The fluorescent lights above buzzed faintly, their harsh glow reflecting off the polished tiles. The space was pristine, almost unnervingly so, the stark cleanliness a sharp contrast to the chaos inside me. My knees hit the cold tiles as I collapsed in front of the toilet, my body shaking with the force of my emotions.
One hand gripped the edge of the porcelain seat, its smooth surface grounding me as I leaned forward. The other gathered my long, root-braided hair, clutching it tightly to keep it out of the way as my stomach churned violently. The music filtering through the bathroom speakers barely registered at first, the faint notes of My Songs Know What You Did in the Dark by Fall Out Boy seeming almost surreal against the backdrop of my spiraling thoughts.
As the lyrics grew louder, the irony of the song wasn't lost on me. "Light 'em up, up, up, I'm on fire..." The words felt like a cruel joke, a mockery of the storm raging inside me. My body convulsed, rejecting every bite of food I'd forced down in the past three days. It felt endless, like I was purging more than just the physical—like I was trying to rid myself of the memories, the guilt, the unbearable weight of it all.
The faint murmur of voices reached my ears, pulling me back to the present just enough to realize I wasn't alone. There were others in the bathroom, their figures vague and unimportant at the edge of my awareness. I could hear the shuffle of their movements, the quiet clink of makeup brushes against countertops, the soft hum of conversation. But they felt like ghosts—insignificant compared to the tidal wave of emotion threatening to drown me.
The past refused to loosen its grip on me. Nearly five years had passed, but the memories of that day were as vivid as ever, etched into my mind like scars that refused to fade.

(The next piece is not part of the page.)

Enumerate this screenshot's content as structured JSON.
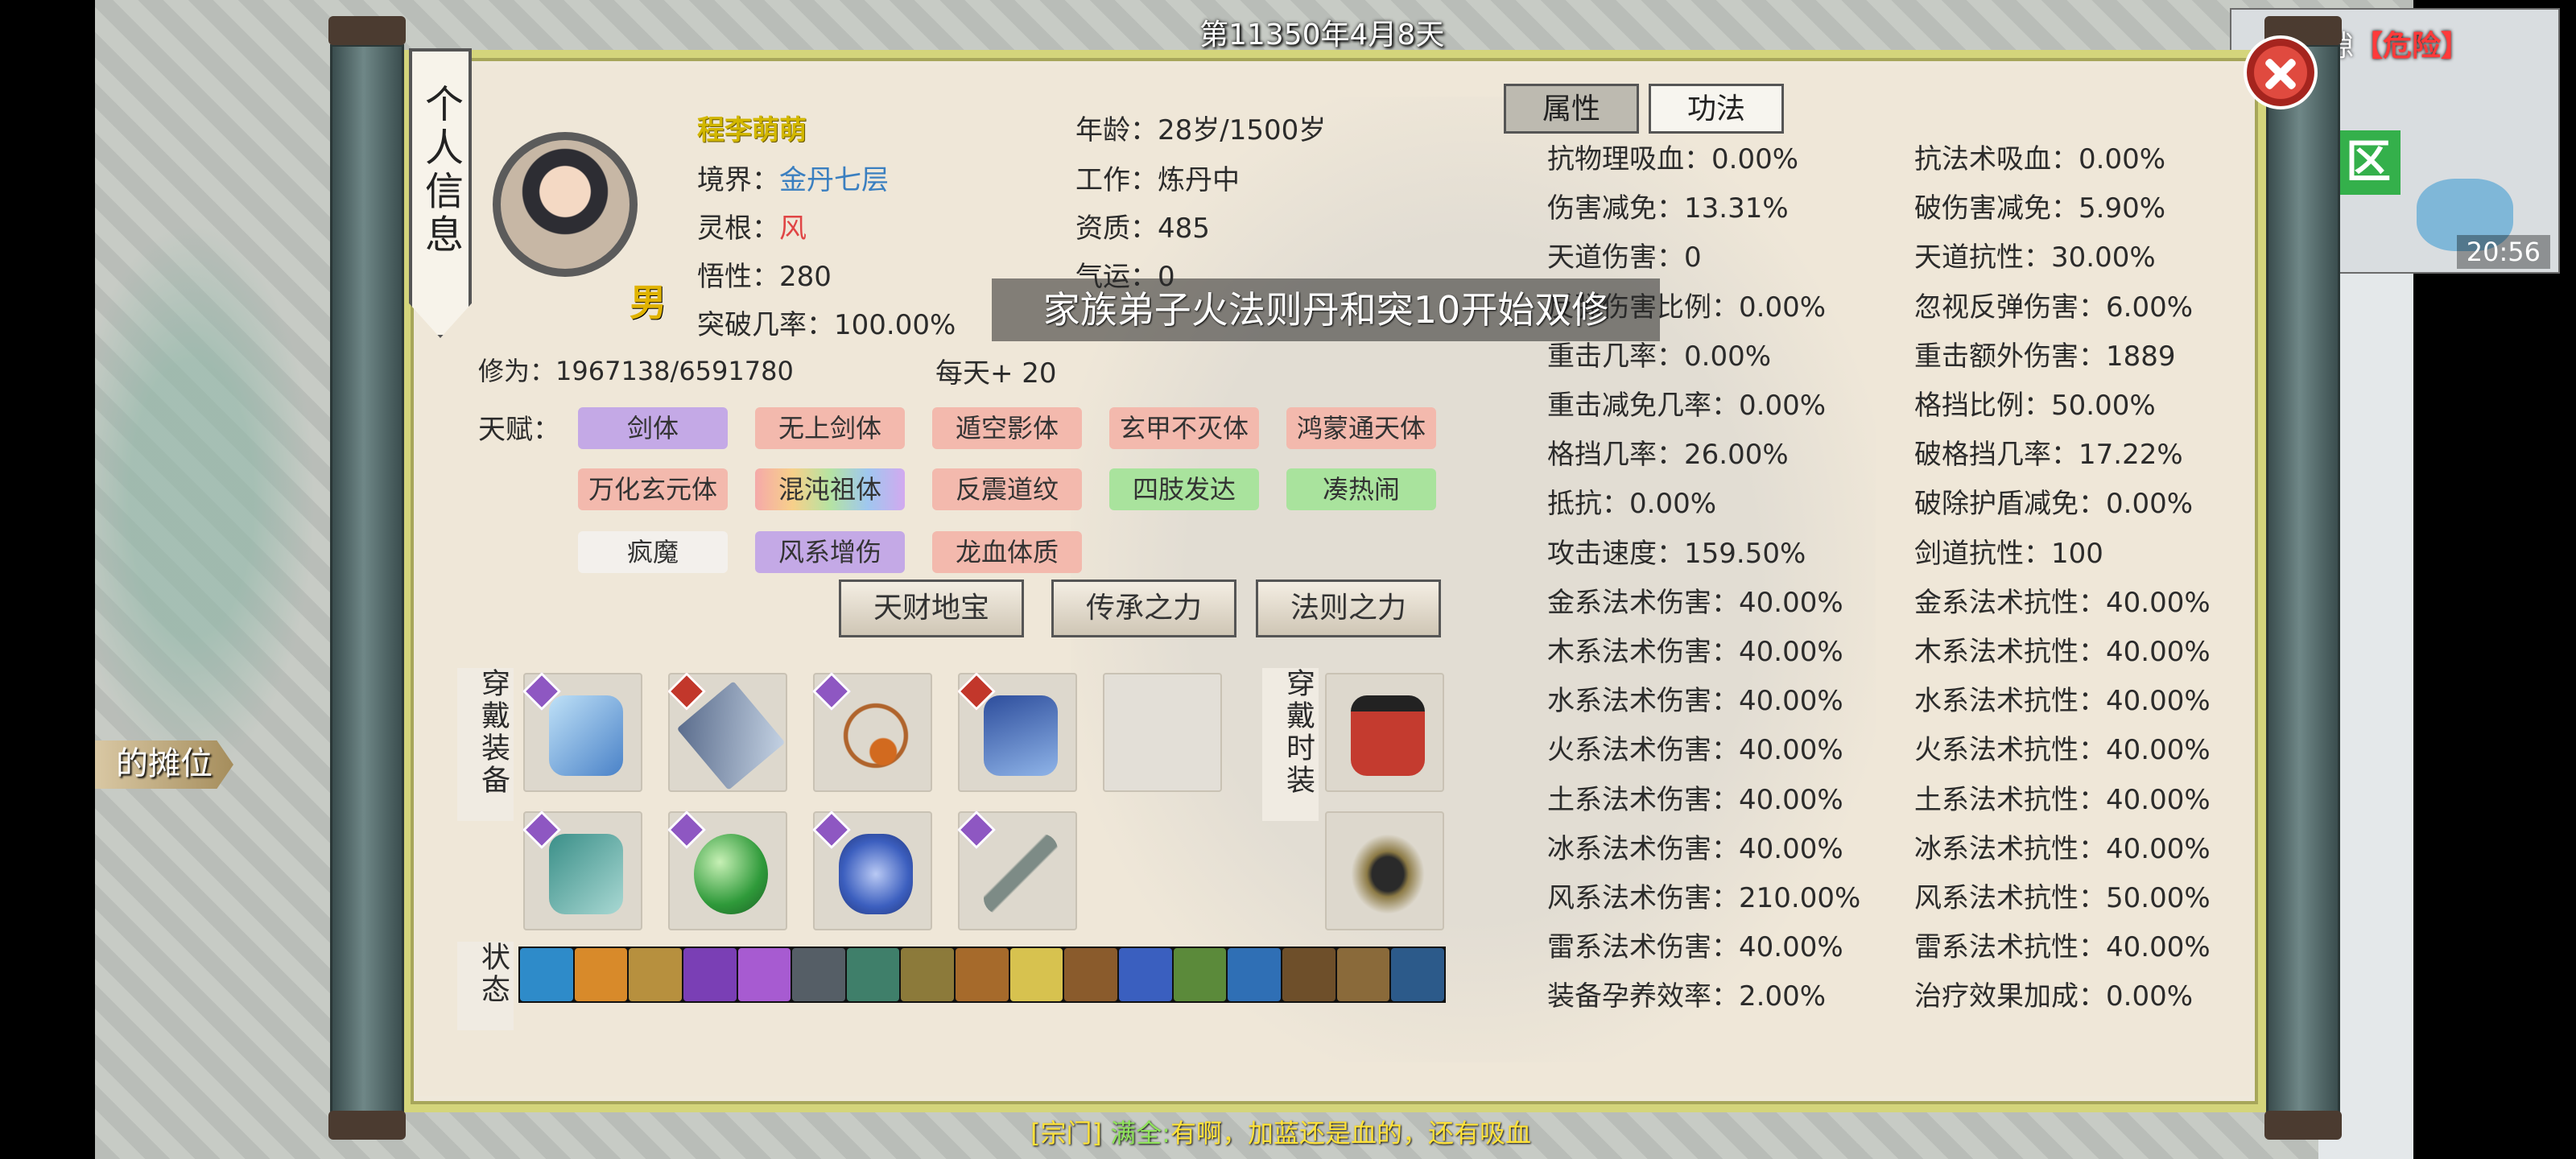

I could feel it all—the suffocating heat, the helplessness, the overwhelming sense of loss.
And then there was the tattoo. The mark burned against my skin, a phantom pain that refused to be ignored. It wasn't just a symbol—it was a brand, a constant reminder of everything I'd lost, everything I'd endured. I pressed my forehead against the cool edge of the toilet bowl, my breaths coming in shallow, ragged gasps.
No amount of fire could cleanse me. No amount of time could dull the ache that lingered in my chest, the simmering anger that threatened to consume me at every turn. I was burning—burning from the inside out—and no one could extinguish the flames.